3. Know your customer. During a retreat several years ago at Mepkin Abbey, I found myself alone in the gift shop with Brother Stephen, an elderly, startlingly fit, lifelong monk. He rang up a few items, swiped my credit card and asked how I was doing. I asked customers the same thing all the time when I clerked at a grocery store in high school. Unlike me, however, he actually cared about the answer.
I confessed, frankly, to being tired with a busy job, grad school, a young son and another child on the way. There wasn't a lot of time for prayer, which was what I probably needed most. He nodded and remarked that perhaps helping raise my family was a form of prayer in itself. We talked for another 10 minutes. More insights, tailored just for me, followed -- and I shouldn't have been surprised.
As Michael Downey explains, the work of monks "is not to be understood primarily as a product for consumers in a marketplace. ...The fruits of the monk's labor are sold as a means of livelihood, but they are sold to persons, real people with deep needs, not bottom-line consumers."
4. Shut up. A monk's life is a study in humility. It's about setting aside personal plans and ambitions for the good of the community, saying goodbye to worldly pleasures and doing highly repetitive work with few tangible rewards. It's a daily exercise in probing your flaws and coming to terms with your own insignificance. This adds up to a perpetual assault on pride, and it starts with quieting down and listening to what your brothers have to say.

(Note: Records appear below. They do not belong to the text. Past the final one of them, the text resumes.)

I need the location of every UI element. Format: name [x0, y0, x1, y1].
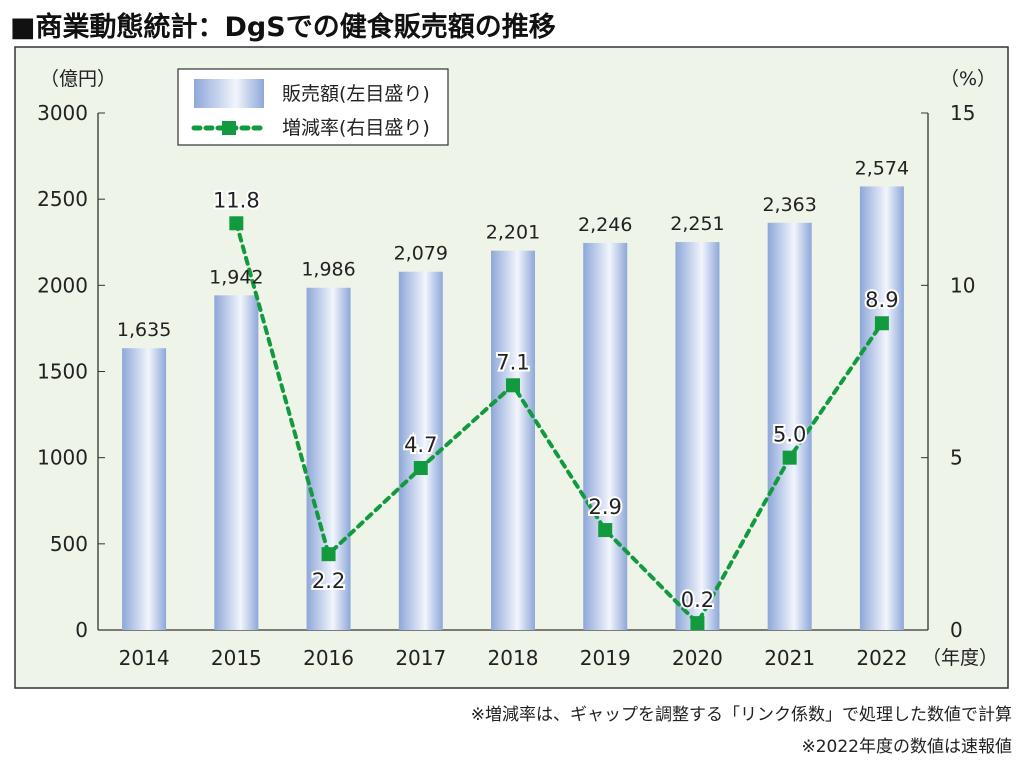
x-tick-label: 2014 [119, 646, 170, 670]
right-tick-label: 10 [950, 273, 975, 297]
right-tick-label: 15 [950, 101, 975, 125]
bar-value-label: 2,363 [762, 194, 816, 216]
bar-value-label: 2,079 [394, 243, 448, 265]
bar [583, 242, 628, 630]
x-tick-label: 2022 [856, 646, 907, 670]
rate-value-label: 11.8 [213, 188, 260, 212]
rate-marker [874, 316, 889, 331]
left-tick-label: 3000 [37, 101, 88, 125]
left-axis-unit: （億円） [40, 68, 116, 90]
legend: 販売額(左目盛り) 増減率(右目盛り) [177, 68, 449, 146]
legend-bar-label: 販売額(左目盛り) [282, 83, 430, 105]
bar [214, 295, 259, 630]
legend-line-marker [222, 121, 236, 135]
rate-value-label: 2.9 [589, 495, 622, 519]
x-tick-label: 2021 [764, 646, 815, 670]
left-tick-label: 2500 [37, 187, 88, 211]
x-tick-label: 2019 [580, 646, 631, 670]
bar-value-label: 1,986 [301, 259, 355, 281]
bar-value-label: 2,246 [578, 214, 632, 236]
legend-bar-swatch [194, 79, 264, 108]
x-tick-label: 2015 [211, 646, 262, 670]
left-tick-label: 1000 [37, 446, 88, 470]
x-tick-label: 2017 [395, 646, 446, 670]
bar [859, 186, 904, 630]
bar [767, 222, 812, 630]
x-axis-label: （年度） [922, 647, 998, 669]
chart-title: ■商業動態統計：DgSでの健食販売額の推移 [10, 11, 556, 43]
bar-value-label: 2,201 [486, 222, 540, 244]
rate-marker [598, 523, 613, 538]
rate-marker [229, 216, 244, 231]
bar-value-label: 1,635 [117, 319, 171, 341]
bar [122, 348, 167, 630]
rate-value-label: 2.2 [312, 569, 345, 593]
bar [398, 271, 443, 630]
rate-value-label: 7.1 [496, 350, 529, 374]
bar [306, 287, 351, 630]
bar-value-label: 2,574 [855, 157, 909, 179]
left-tick-label: 0 [75, 618, 88, 642]
x-tick-label: 2016 [303, 646, 354, 670]
rate-line [234, 221, 884, 627]
x-tick-label: 2020 [672, 646, 723, 670]
bar [675, 242, 720, 630]
rate-value-label: 0.2 [681, 588, 714, 612]
rate-value-label: 5.0 [773, 423, 806, 447]
right-tick-label: 0 [950, 618, 963, 642]
bar-value-label: 1,942 [209, 266, 263, 288]
left-tick-label: 500 [50, 532, 88, 556]
rate-marker [413, 461, 428, 476]
legend-line-label: 増減率(右目盛り) [282, 117, 430, 139]
rate-value-label: 4.7 [404, 433, 437, 457]
rate-marker [690, 616, 705, 631]
rate-marker [782, 450, 797, 465]
bar-value-label: 2,251 [670, 213, 724, 235]
x-tick-label: 2018 [488, 646, 539, 670]
left-tick-label: 1500 [37, 360, 88, 384]
note-1: ※増減率は、ギャップを調整する「リンク係数」で処理した数値で計算 [471, 705, 1012, 725]
right-tick-label: 5 [950, 446, 963, 470]
bar [491, 250, 535, 630]
note-2: ※2022年度の数値は速報値 [801, 737, 1012, 757]
left-tick-label: 2000 [37, 273, 88, 297]
rate-value-label: 8.9 [865, 288, 898, 312]
right-axis-unit: （%） [940, 68, 996, 90]
rate-marker [506, 378, 520, 393]
rate-marker [321, 547, 336, 562]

"We're all so impressed by what we know," said DeVoe, the Holy Cross guest master. But rather than overestimating our own abilities, he said, real knowledge comes from paying attention to those around us. Monks have a longstanding tradition of turning to spiritual directors for guidance in the contemplative life. The feedback they get gives them a better sense of their strengths and weaknesses and serves as a spark for change. "You learn things about yourself that you wouldn't know otherwise," DeVoe said.
5. Live in the margins. In his book Leaders Make the Future, futurist Bob Johansen notes that "true innovations are likely to come from the margins that are stretched, rather than from the mainstream."
Trappists make their home in the margins. They labor in obscurity, their chosen path makes little sense to most people, and they're criticized, sometimes even by fellow Christians, for closeting themselves away when they could be out in the world helping people with urgent problems. They have Web sites and use e-mail judiciously, but they take care not to swamp themselves with information and distraction. They remain, in other words, as counter-cultural as ever, and therein is their strength.
Over the centuries, as Downey writes, monasteries around the world (and not just Trappist ones) have served as "renowned centers of peace and refuge, the focal points of culture and education." That's surely because they have stood beside the mainstream and observed it carefully but never immersed themselves in it. Their perspective is always a bit out of step with the times and refreshingly original as a result.
"The logic of worldly success rests on a fallacy: the strange error that our perfection depends on the thoughts and opinions and applause of other men," Thomas Merton, America's most renowned Trappist monk, wrote in his landmark autobiography The Seven Storey Mountain.
More than 60 years since its publication, and centuries since their founding, Trappists still go their own way, focused and unhurried, free of the need for the world's approval. By training, they're too modest to say their experience with leadership can teach us anything, but we'd be wise to learn all we can from them anyway.